В Париже я — на работе

Иллюстратор Эрик Булатов

Интервью с Эриком Булатовым для «Русского журнала», 10.04.2003

Русский Журнал: Ваше детство пришлось на конец 1930-х годов…

Эрик Булатов: Мое довоенное детство было счастливым. Отец очень любил поэзию. Стихи, которые он читал мне перед сном, я запомнил на всю жизнь. Отец был верующим коммунистом и профессиональным партийным работником, но любимым его поэтом был Блок, который потом надолго стал и моим любимым поэтом. В 1937 году отца исключили из партии и должны были арестовать. Тогда моя мать сделала удивительно простую вещь. Она сняла дачу под Москвой, никто об этом не знал, и отец какое-то время там жил. Он не был такой важной фигурой, которую непременно надо было арестовать. Когда кампания по арестам кончилась, он вернулся. Конечно, я был слишком мал, чтобы все это понимать.

РЖ: Как получилось, что вы стали художником?

Э.Б.: Я хорошо рисовал, как и многие дети моего возраста, так что в этом не было ничего удивительного. Но отец почему-то твердо решил, что я буду художником. Потом отец ушел на фронт и не вернулся. Так что для меня и для моей матери это было как бы его завещанием. Так что я всегда знал, что буду художником, даже вопроса, кем стать, для меня не было.

РЖ: Когда ваш отец ушел на фронт, вам не было и восьми лет; где вы начали учиться ремеслу художника?

Э.Б.: В городском доме пионеров, там был очень хороший педагог Александр Михайлович Михайлов. Удивительно, как мы, бестолковые мальчишки, беспрекословно слушались его и даже боялись, хотя он был чрезвычайно интеллигентным и мягким человеком и никогда не повышал на нас голоса.

РЖ: Это было самое начало пути…

Э.Б.: Дальше была Московская средняя художественная школа, в которой я учился 5 лет. Мы получила специальное образование и аттестат зрелости. Каждый день у нас были либо уроки рисунка, либо животных плюс общеобразовательные дисциплины. И я вспоминаю школу с благодарностью и любовью. Там действительно была атмосфера увлеченности, фактической преданности искусству. Это очень важно, чтобы возникла такая атмосфера. Тогда ребята учатся не столько у педагогов, сколько друг у друга. А задача и достоинство педагога состоят именно в том, чтобы такую атмосферу создать.

РЖ: Что творилось в то время вокруг? В школе это, наверное, стало понятней?

Э.Б.: Это было время разгрома искусства и борьбы с космополитизмом и формализмом. Многого мы, конечно, не понимали, но наше отношение к искусству было, безусловно, оппозиционным по отношению к официальному. Нашими любимыми художниками были Врубель и Коровин, которые считались формалистами, а не Репин, которого полагалось любить больше всех.

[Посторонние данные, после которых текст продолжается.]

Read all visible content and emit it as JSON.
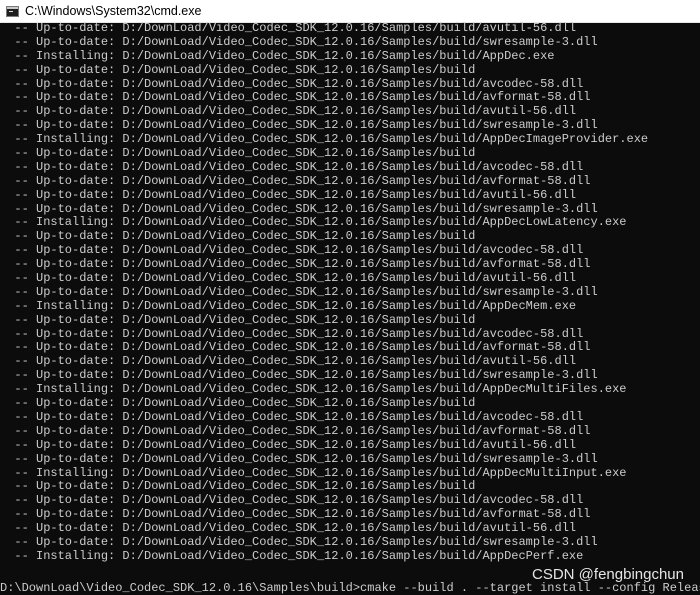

РЖ: А об авангарде, импрессионистах что-нибудь слышали?

Э.Б.: Нет, ничего не знали об этом. Самым крайним формалистом считался Врубель.

РЖ: После школы вы поступили в Суриковский институт?

Э.Б.: Я поступил в институт в 1952 году. Это был самый страшный последний сталинский год. Культурная жизнь замерла. Борьба с космополитизмом достигла апогея. Пушкинский музей был закрыт. Вместо него был музей подарков Сталину. Западное искусство, даже классическое, можно было увидеть только в Ленинграде, в Эрмитаже. В Москве мы могли видеть только русское искусство в Третьяковке, да и то в основном только передвижников. Даже Серов считался формалистом. Понятно, ни о каком авангарде и разговора не могло быть.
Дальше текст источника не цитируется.